Ahora también me re caben, pero no es ese el punto.
Vamos a inventarle un nombre. Juan Carlos, ponele. Nunca me acosté con nadie llamado Juan Carlos, de hecho, el flaco este tenía un nombre súper lindo, pero en los blogs se acostumbra poner una inicial o un seudónimo y yo respeto el código blogger. Bah, salvo cuando empecé a llamar al Innombrable por su nombre, Nicolás; pero eso es porque dejó de ser un personaje y necesitaba dotarlo de realidad. Que fuera bien clarito para todas las instancias de psiquis: no fue Mr. Blonde quien me rompió el corazón sistemáticamente durante un lustro, no fue El Innombrable el que me dejó hecha una piltrafa célibe; fue Nicolás. Pero nada, estaba hablando de Juan Carlos.
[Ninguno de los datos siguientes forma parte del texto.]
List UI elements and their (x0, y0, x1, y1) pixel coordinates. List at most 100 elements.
Juan Carlos acababa de cumplir treinta años cuando lo conocí. Noviembre de 2003. Yo salía con un pisciano melanco que siempre me llevaba a Mundo Bizarro a pesar de mis quejas y no podía entender cómo yo prefería que fuéramos a la plaza a fumar un porrito y tomar una cerveza antes que echarme en un sillón de cuerina a beber en copitas triangulares tragos de colores. Y todo bien con el pisciano melanco, pero yo quería más. ¿Más qué? No sé, pero más. Otra cosa. Necesitaba que me sorprendieran. Y Juan Carlos se presentó como todo lo que se suponía que yo quería en un hombre: carisma, inteligencia, pasión, sentido del humor y una profesión que yo pudiera admirar (a esa edad todo el asunto de la profesión me tenía obsesionadísima). Es verdad, era medio banana. Recuerdo que tenía un sweater color natural que lo hacía recién salido de un velero, pero a mí no me importaba, porque era psicólogo, me contaba de sus pacientes y me garchaba en el diván del consultorio. Y ¿qué más podía querer una estudiante de psicología que escenificar la cristalización de sus pulsiones en un ámbito tan emblemático como "el consultorio"? Aparte, no era cualquier tipo de psicólogo, era psicólogo jungiano. Creo que durante lo poco que duró el romance me sentí mi propia ídola. Mentira, había un dejo de "dale, boluda, ¿no querías esto, vos? ¿no encaja con el perfil acaso?".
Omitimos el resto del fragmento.